Copies images from the source document to Aisera server storage during parsing, enabling faster image loading and reducing dependency on external image sources.

***

### File handling

### Use origin URL for files download

| **Type**    | Checkbox |
| ----------- | -------- |
| **Default** | Disabled |

Uses the original source URL for file downloads instead of S3 storage. Files will be displayed and downloaded from their original location. Use this when users need to access files directly from their original source, especially if the URLs have specific access controls or provide ease of convenience.
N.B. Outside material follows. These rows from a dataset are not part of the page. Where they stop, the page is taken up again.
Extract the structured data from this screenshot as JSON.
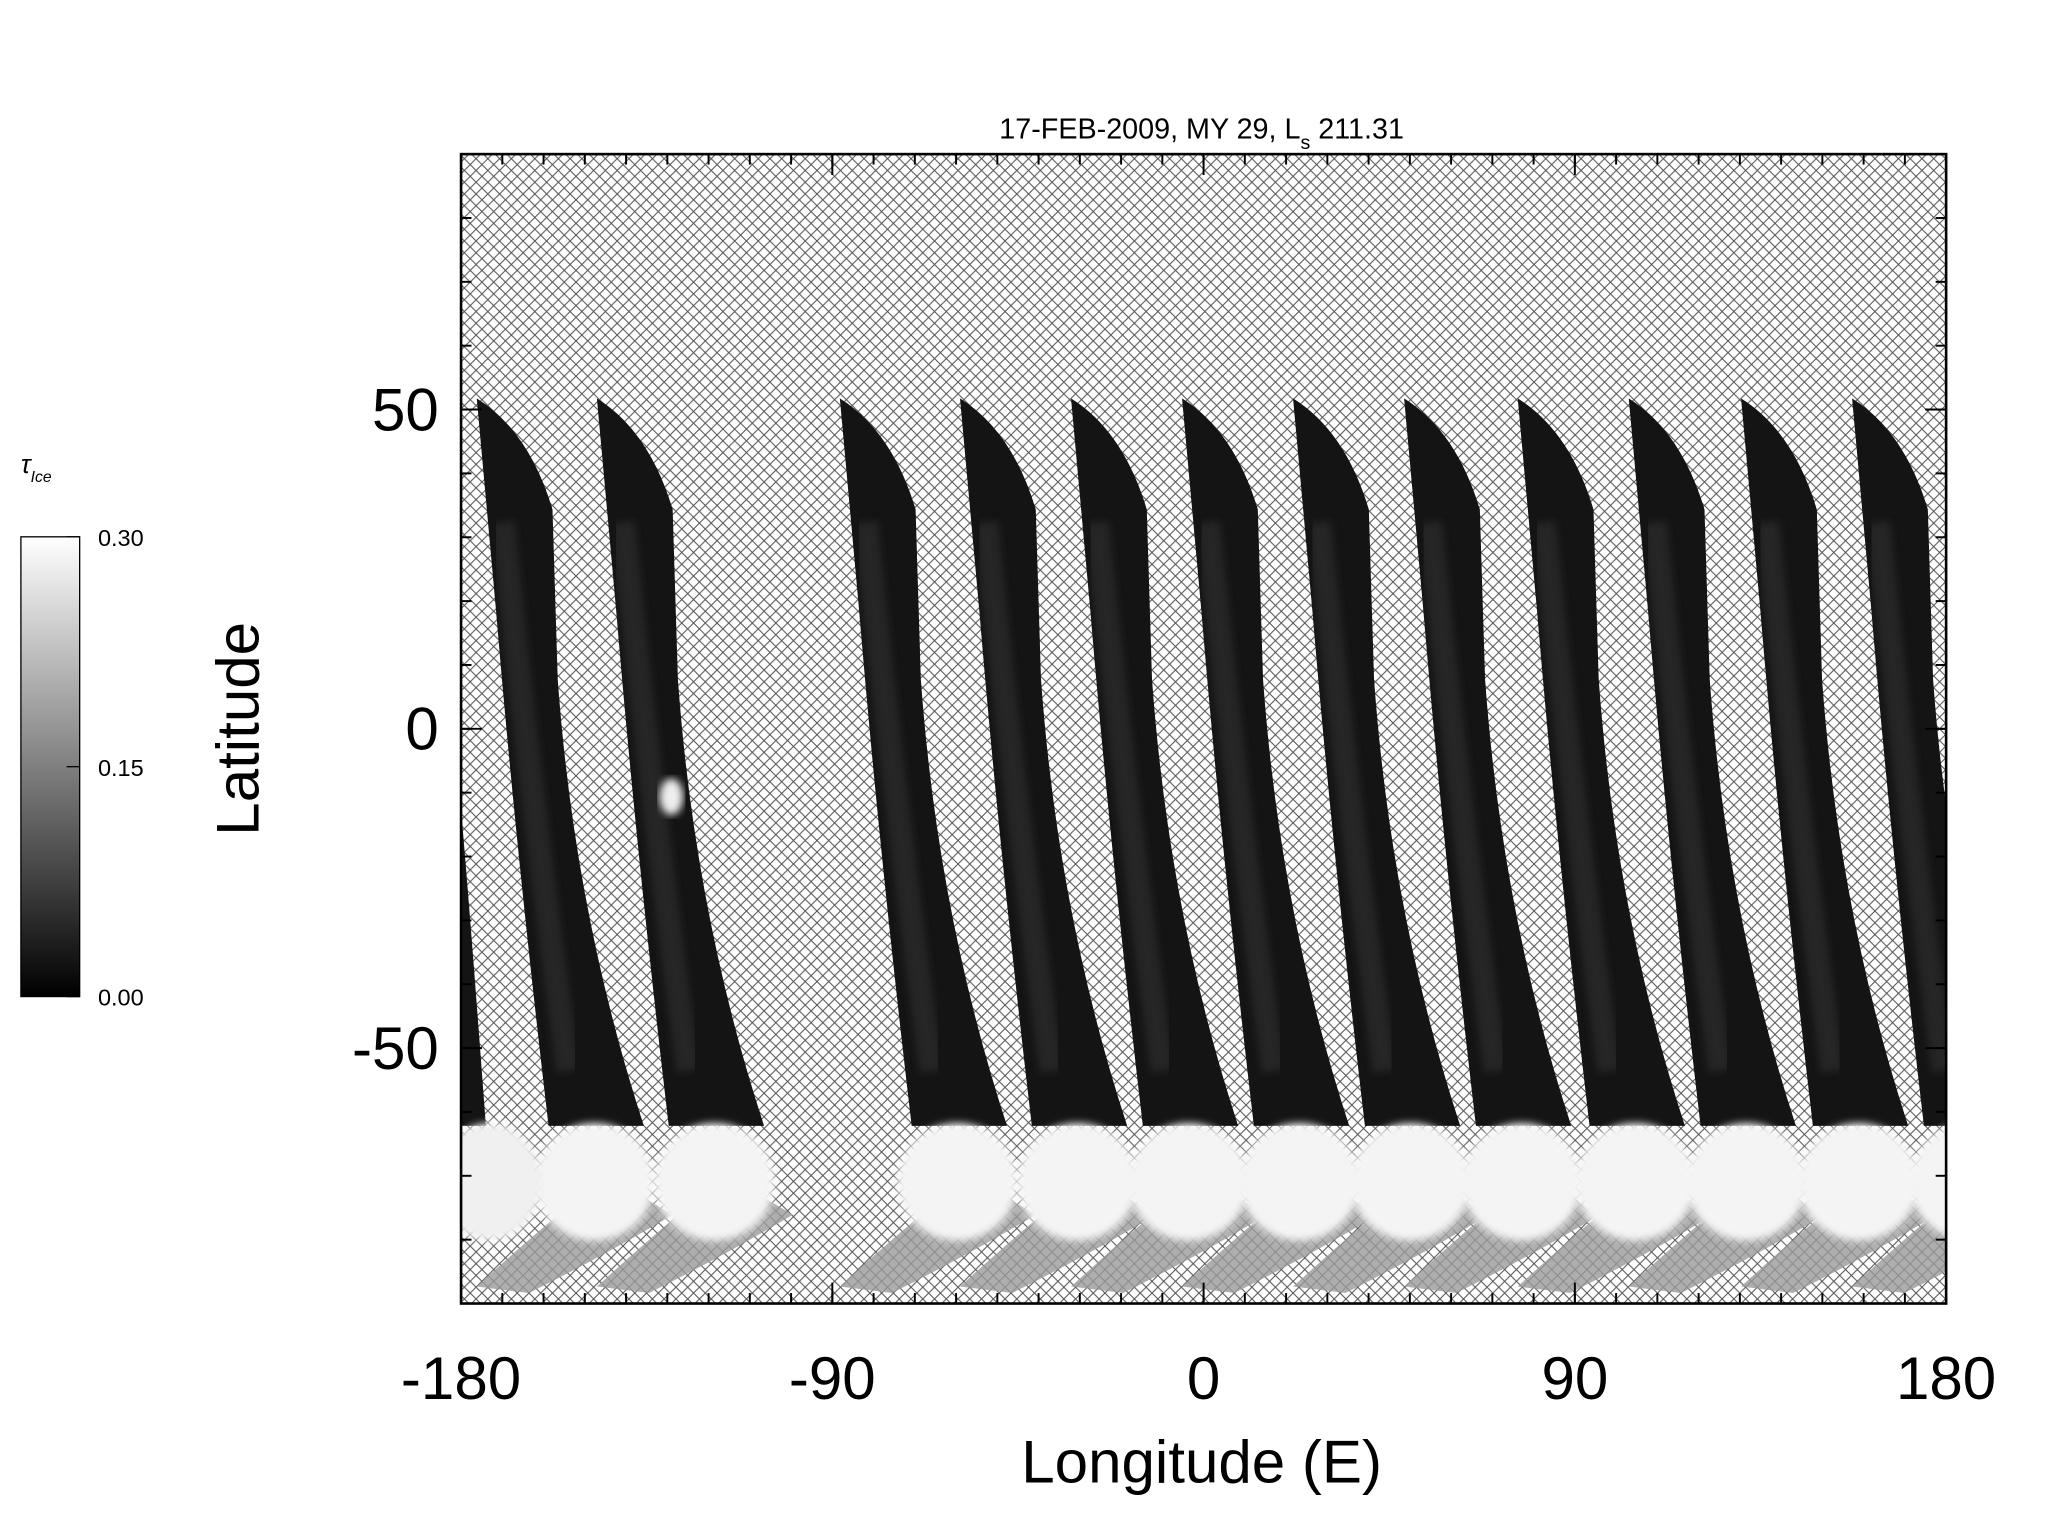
{
  "chart_data": {
    "type": "swath-map",
    "title": [
      "17-FEB-2009, MY 29,  L",
      "s",
      " 211.31"
    ],
    "xlabel": "Longitude (E)",
    "ylabel": "Latitude",
    "xlim": [
      -180,
      180
    ],
    "ylim": [
      -90,
      90
    ],
    "xticks": [
      -180,
      -90,
      0,
      90,
      180
    ],
    "yticks": [
      -50,
      0,
      50
    ],
    "xminorticks": [
      -180,
      -170,
      -160,
      -150,
      -140,
      -130,
      -120,
      -110,
      -100,
      -90,
      -80,
      -70,
      -60,
      -50,
      -40,
      -30,
      -20,
      -10,
      0,
      10,
      20,
      30,
      40,
      50,
      60,
      70,
      80,
      90,
      100,
      110,
      120,
      130,
      140,
      150,
      160,
      170,
      180
    ],
    "yminorticks": [
      -90,
      -80,
      -70,
      -60,
      -50,
      -40,
      -30,
      -20,
      -10,
      0,
      10,
      20,
      30,
      40,
      50,
      60,
      70,
      80,
      90
    ],
    "colorbar": {
      "label": [
        "τ",
        "Ice"
      ],
      "clim": [
        0,
        0.3
      ],
      "ticks": [
        {
          "value": 0,
          "label": "0.00"
        },
        {
          "value": 0.15,
          "label": "0.15"
        },
        {
          "value": 0.3,
          "label": "0.30"
        }
      ],
      "colors": [
        "#000000",
        "#ffffff"
      ]
    }
  }
}
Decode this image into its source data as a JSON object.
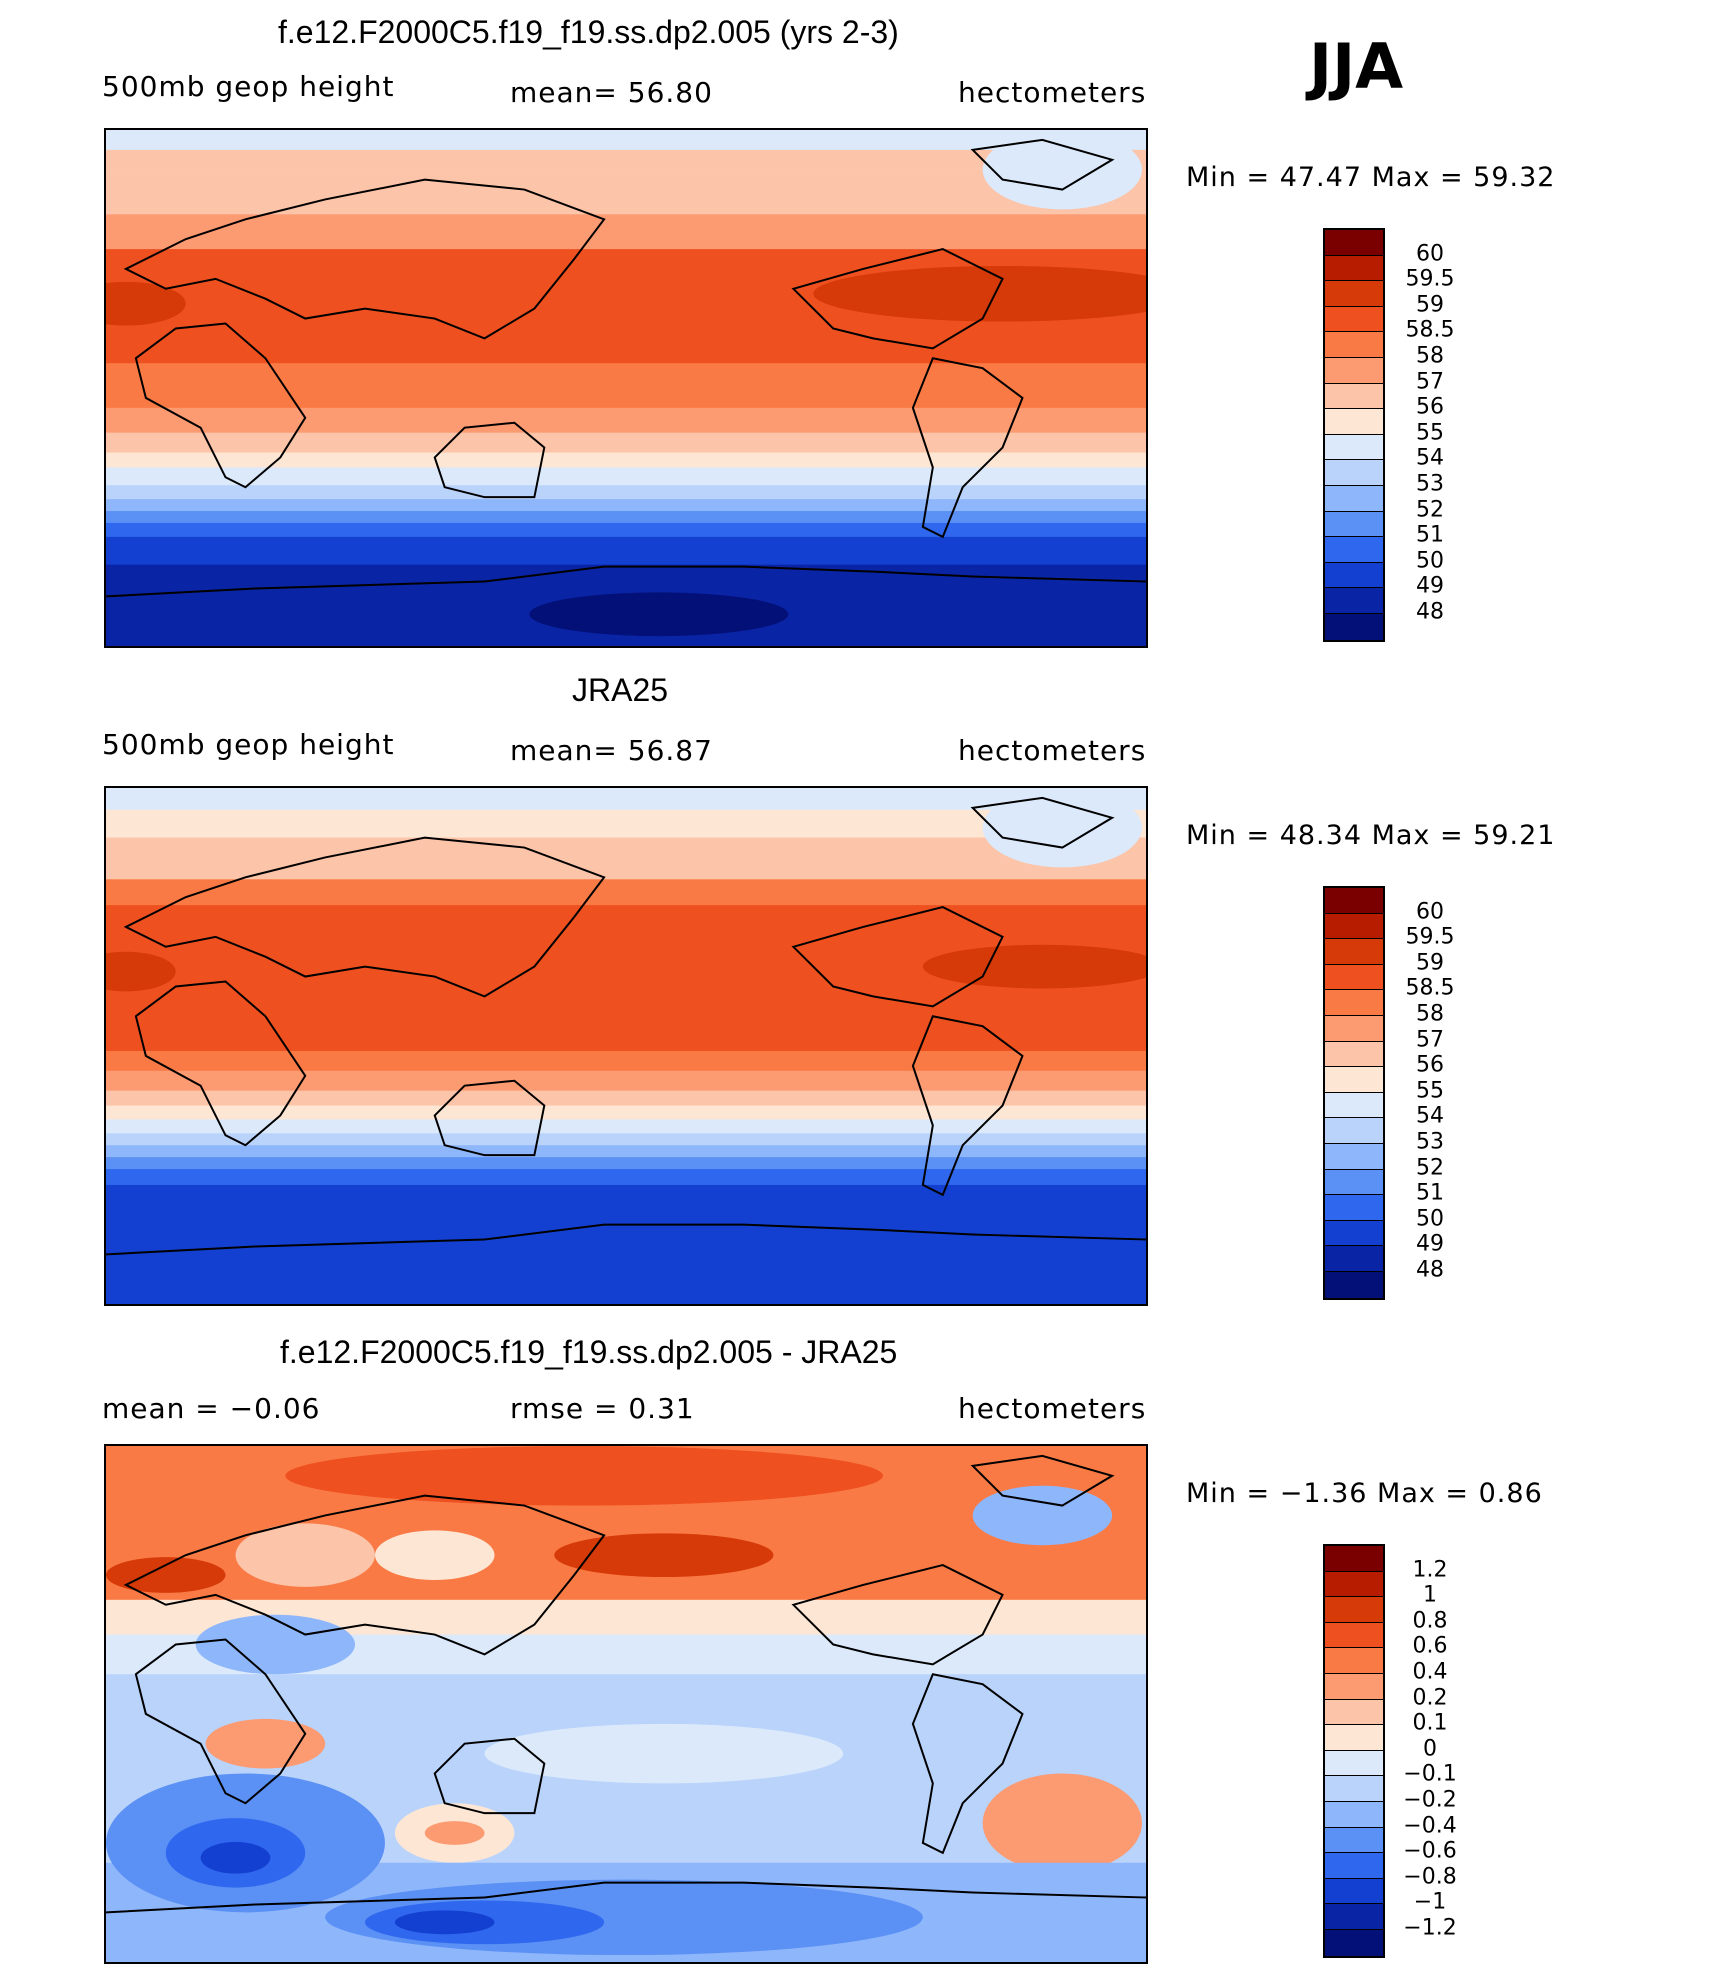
{
  "season": "JJA",
  "panels": [
    {
      "id": "model",
      "title": "f.e12.F2000C5.f19_f19.ss.dp2.005 (yrs 2-3)",
      "left_label": "500mb  geop  height",
      "center_label": "mean=   56.80",
      "right_label": "hectometers",
      "minmax": "Min  =    47.47  Max  =    59.32",
      "colorbar_labels": [
        "60",
        "59.5",
        "59",
        "58.5",
        "58",
        "57",
        "56",
        "55",
        "54",
        "53",
        "52",
        "51",
        "50",
        "49",
        "48"
      ],
      "colors": [
        "#7a0000",
        "#b81c00",
        "#d63a08",
        "#ee5020",
        "#fa7a45",
        "#fc9a72",
        "#fcc4a8",
        "#fde6d4",
        "#dbe9fb",
        "#b9d3fb",
        "#8eb6fa",
        "#5b90f5",
        "#2f68ee",
        "#1440d2",
        "#0a24a6",
        "#031078"
      ]
    },
    {
      "id": "obs",
      "title": "JRA25",
      "left_label": "500mb  geop  height",
      "center_label": "mean=   56.87",
      "right_label": "hectometers",
      "minmax": "Min  =    48.34  Max  =    59.21",
      "colorbar_labels": [
        "60",
        "59.5",
        "59",
        "58.5",
        "58",
        "57",
        "56",
        "55",
        "54",
        "53",
        "52",
        "51",
        "50",
        "49",
        "48"
      ],
      "colors": [
        "#7a0000",
        "#b81c00",
        "#d63a08",
        "#ee5020",
        "#fa7a45",
        "#fc9a72",
        "#fcc4a8",
        "#fde6d4",
        "#dbe9fb",
        "#b9d3fb",
        "#8eb6fa",
        "#5b90f5",
        "#2f68ee",
        "#1440d2",
        "#0a24a6",
        "#031078"
      ]
    },
    {
      "id": "diff",
      "title": "f.e12.F2000C5.f19_f19.ss.dp2.005 - JRA25",
      "left_label": "mean  =    −0.06",
      "center_label": "rmse  =     0.31",
      "right_label": "hectometers",
      "minmax": "Min  =    −1.36  Max  =     0.86",
      "colorbar_labels": [
        "1.2",
        "1",
        "0.8",
        "0.6",
        "0.4",
        "0.2",
        "0.1",
        "0",
        "−0.1",
        "−0.2",
        "−0.4",
        "−0.6",
        "−0.8",
        "−1",
        "−1.2"
      ],
      "colors": [
        "#7a0000",
        "#b81c00",
        "#d63a08",
        "#ee5020",
        "#fa7a45",
        "#fc9a72",
        "#fcc4a8",
        "#fde6d4",
        "#dbe9fb",
        "#b9d3fb",
        "#8eb6fa",
        "#5b90f5",
        "#2f68ee",
        "#1440d2",
        "#0a24a6",
        "#031078"
      ]
    }
  ]
}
### Append parent title to filename

| **Type**    | Checkbox |
| ----------- | -------- |
| **Default** | Disabled |

Appends the name of the source knowledge base to the document filename, resulting in filenames with the form `<Parent Knowledge Base>-<Filename>`. This is useful for organizing filenames by their source. For instance, if a document is titled "User Guide" under the "Product Documentation" knowledge base, the filename will be "Product Documentation-User Guide".

### Enable Translation Service

| **Type**    | Checkbox |
| ----------- | -------- |
| **Default** | Disabled |

No description available.

### Enable PowerPoint Photo Mode

| **Type**    | Checkbox |
| ----------- | -------- |
| **Default** | Disabled |

Parses PowerPoint presentations as images, converting each slide to an image embedded in HTML. This preserves the exact visual appearance of slides. This is useful for presentations using many visuals, or presentations where visual fidelity is more important than searchable text.